In Ukraine, some oligarchic groups at the core of the ruling establishment have recently made a tactical alliance with the Communist Party in order to topple reformist, Western-oriented Prime Minister Viktor Yushchenko, and potentially to reduce President Leonid Kuchma to a figurehead. That tactical alliance may turn strategic if oligarchs and Communists share portfolios in the new cabinet in the runup to the parliamentary elections. Such a turn of events could reverse the historic defeat which Kuchma–with those same oligarchs’ help–inflicted on the Communist Party in the 1999 presidential election.

Belarus is a special case of Soviet continuity by presidential regime without a ruling Communist Party. The country has two rival communist parties: one which cooperates however uncomfortably with the democratic opposition, and one which plays a minor role in President Alyaksandr Lukashenka’s “vertical power system.”

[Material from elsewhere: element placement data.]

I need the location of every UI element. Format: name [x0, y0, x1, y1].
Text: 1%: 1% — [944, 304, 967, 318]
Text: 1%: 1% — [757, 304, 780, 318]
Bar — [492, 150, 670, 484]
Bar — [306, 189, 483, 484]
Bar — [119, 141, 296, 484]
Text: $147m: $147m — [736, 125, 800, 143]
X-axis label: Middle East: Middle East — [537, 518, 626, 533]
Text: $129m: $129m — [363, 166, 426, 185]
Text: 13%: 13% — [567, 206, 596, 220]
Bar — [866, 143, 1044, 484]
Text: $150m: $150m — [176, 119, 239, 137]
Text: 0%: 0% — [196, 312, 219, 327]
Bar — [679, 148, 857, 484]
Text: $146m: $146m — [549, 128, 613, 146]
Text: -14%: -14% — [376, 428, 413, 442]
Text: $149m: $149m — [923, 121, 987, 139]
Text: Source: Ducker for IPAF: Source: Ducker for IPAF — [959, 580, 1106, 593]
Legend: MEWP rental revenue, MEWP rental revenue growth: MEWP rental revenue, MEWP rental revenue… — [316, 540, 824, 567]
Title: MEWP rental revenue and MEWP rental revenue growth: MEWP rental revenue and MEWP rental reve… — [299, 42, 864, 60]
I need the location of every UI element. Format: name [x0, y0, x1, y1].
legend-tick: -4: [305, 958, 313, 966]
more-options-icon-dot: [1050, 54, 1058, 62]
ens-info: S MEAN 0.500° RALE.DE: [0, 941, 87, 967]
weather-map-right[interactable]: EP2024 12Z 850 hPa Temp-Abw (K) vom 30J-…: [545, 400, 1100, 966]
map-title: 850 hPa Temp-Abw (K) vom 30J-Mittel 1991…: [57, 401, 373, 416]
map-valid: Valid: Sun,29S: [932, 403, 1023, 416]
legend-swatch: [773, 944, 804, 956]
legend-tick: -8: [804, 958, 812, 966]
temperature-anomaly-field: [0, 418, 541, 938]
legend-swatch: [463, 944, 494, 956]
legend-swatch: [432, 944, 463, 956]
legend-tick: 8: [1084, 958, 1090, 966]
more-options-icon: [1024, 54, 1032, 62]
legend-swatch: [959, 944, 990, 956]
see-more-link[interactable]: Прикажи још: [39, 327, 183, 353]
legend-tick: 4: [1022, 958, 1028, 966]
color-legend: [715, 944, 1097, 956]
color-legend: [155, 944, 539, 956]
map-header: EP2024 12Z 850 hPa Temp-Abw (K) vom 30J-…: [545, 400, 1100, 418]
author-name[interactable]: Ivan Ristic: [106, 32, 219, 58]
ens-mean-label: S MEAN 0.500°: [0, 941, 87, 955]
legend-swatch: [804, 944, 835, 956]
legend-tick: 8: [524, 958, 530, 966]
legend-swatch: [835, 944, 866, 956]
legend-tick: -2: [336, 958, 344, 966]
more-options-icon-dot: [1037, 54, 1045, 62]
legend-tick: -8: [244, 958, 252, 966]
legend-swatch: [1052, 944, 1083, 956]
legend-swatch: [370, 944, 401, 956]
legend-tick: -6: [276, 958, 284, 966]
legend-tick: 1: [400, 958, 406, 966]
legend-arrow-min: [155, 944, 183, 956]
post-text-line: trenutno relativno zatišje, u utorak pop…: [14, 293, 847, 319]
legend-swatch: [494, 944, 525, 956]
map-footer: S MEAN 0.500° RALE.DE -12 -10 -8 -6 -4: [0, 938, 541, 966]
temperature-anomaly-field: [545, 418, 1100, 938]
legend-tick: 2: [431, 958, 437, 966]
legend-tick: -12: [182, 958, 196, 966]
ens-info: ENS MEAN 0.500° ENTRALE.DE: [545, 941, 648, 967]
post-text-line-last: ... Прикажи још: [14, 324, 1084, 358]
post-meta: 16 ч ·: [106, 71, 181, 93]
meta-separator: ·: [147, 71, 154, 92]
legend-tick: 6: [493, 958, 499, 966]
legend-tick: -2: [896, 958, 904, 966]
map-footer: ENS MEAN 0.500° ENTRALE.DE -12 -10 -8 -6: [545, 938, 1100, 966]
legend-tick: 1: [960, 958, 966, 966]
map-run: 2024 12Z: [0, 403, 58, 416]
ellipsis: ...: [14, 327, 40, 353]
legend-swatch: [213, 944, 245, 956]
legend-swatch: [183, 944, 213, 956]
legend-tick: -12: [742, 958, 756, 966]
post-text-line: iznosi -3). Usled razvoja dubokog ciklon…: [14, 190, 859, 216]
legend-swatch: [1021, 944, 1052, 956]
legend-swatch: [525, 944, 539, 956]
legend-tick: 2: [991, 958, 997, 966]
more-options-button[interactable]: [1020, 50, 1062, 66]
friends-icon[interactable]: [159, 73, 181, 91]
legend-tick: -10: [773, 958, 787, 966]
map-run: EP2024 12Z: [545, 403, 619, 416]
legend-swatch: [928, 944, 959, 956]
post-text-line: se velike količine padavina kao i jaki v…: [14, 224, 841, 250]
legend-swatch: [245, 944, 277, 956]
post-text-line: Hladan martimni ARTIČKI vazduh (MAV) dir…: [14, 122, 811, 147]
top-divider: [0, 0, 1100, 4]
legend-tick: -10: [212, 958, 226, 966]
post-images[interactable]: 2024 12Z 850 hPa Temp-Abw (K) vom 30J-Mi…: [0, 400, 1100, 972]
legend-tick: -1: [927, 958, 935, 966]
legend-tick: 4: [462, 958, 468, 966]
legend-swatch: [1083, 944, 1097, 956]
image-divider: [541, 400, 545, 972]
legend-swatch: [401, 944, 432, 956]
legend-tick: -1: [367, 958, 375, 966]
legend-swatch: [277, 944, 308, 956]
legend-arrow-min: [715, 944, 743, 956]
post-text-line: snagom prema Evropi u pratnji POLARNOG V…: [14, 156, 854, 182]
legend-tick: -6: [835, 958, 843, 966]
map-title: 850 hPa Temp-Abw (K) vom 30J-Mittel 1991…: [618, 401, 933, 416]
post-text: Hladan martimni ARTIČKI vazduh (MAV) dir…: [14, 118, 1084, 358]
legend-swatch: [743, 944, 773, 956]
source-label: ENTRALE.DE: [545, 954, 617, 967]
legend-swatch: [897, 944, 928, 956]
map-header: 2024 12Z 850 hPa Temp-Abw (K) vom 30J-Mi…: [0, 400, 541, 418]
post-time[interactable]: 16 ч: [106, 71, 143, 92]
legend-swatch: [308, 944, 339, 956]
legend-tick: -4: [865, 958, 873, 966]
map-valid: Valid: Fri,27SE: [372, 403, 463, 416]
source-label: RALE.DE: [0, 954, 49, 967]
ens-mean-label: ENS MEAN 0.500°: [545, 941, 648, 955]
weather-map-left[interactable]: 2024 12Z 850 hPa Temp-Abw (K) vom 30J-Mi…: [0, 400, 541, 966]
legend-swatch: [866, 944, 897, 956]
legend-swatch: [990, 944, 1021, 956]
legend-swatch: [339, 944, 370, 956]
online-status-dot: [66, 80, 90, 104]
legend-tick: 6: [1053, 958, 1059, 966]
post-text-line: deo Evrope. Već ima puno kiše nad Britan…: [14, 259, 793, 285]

In Kazakhstan and Kyrgyzstan, the Communist Parties have found allies among opposition forces. Kyrgyzstan has two parties of unequal size and influence, which are now partially reconciled with one another on the basis of shared pro-Soviet and pro-Russian views. Local opposition groups claiming to be democratic made electoral alliances with both of those communist parties in last year’s parliamentary and presidential elections. That alliance has continued past the elections. On this year’s May Day in Bishkek, the Communists and putative democrats jointly paid homage at the monuments to Lenin and other Bolshevik heroes. It is unprecedented for noncommunists to participate in such a spectacle in a post-Soviet country. That they did so in Kyrgyzstan is perhaps a consequence of their dependence on Communist voting power and on ex-Chekists’ campaign organization.

On May 4, the Communist Party of Kazakhstan urged general support to a proposal by Georgia’s Communists for the “political rehabilitation” of Stalin. His “errors” and “omissions” notwithstanding, Stalin “made invaluable contributions, as leader of the Soviet people, to the edification of the Soviet state and its role as a great power.” The Kazakh communist leader and member of the upper house of parliament, Serikbolsyn Abdildin, made that statement following a Central Committee meeting.

Under Abdildin’s leadership, the Communist Party accepted to join forces with former Prime Minister Akezhan Kazhegeldin, the wealthy oligarch who fell out with President Nursultan Nazarbaev and created an opposition political bloc. The bloc includes Kazhegeldin’s Republican Party, the Communist Party and several smaller groups, including communist fronts and Russian nationalist organizations. The bloc seems inactive at present, but it adds to an emerging pattern in which oligarchs–whether in power, such as those in Kyiv, or in opposition, such as Kazhegeldin–as well as anti-presidential forces of other types, such as those in Kyrgyzstan, find it politically acceptable and useful to enter into alliances with increasingly assertive communist parties (Itar-Tass, May 4; UNIAN, April 28-29; Snark (Yerevan), May 2; Zerkalo (Baku), May 3; Kyrgyz Television, Kabar (Bishkek), May 1-2; see the Monitor, March 12, 26, April 30, May 7).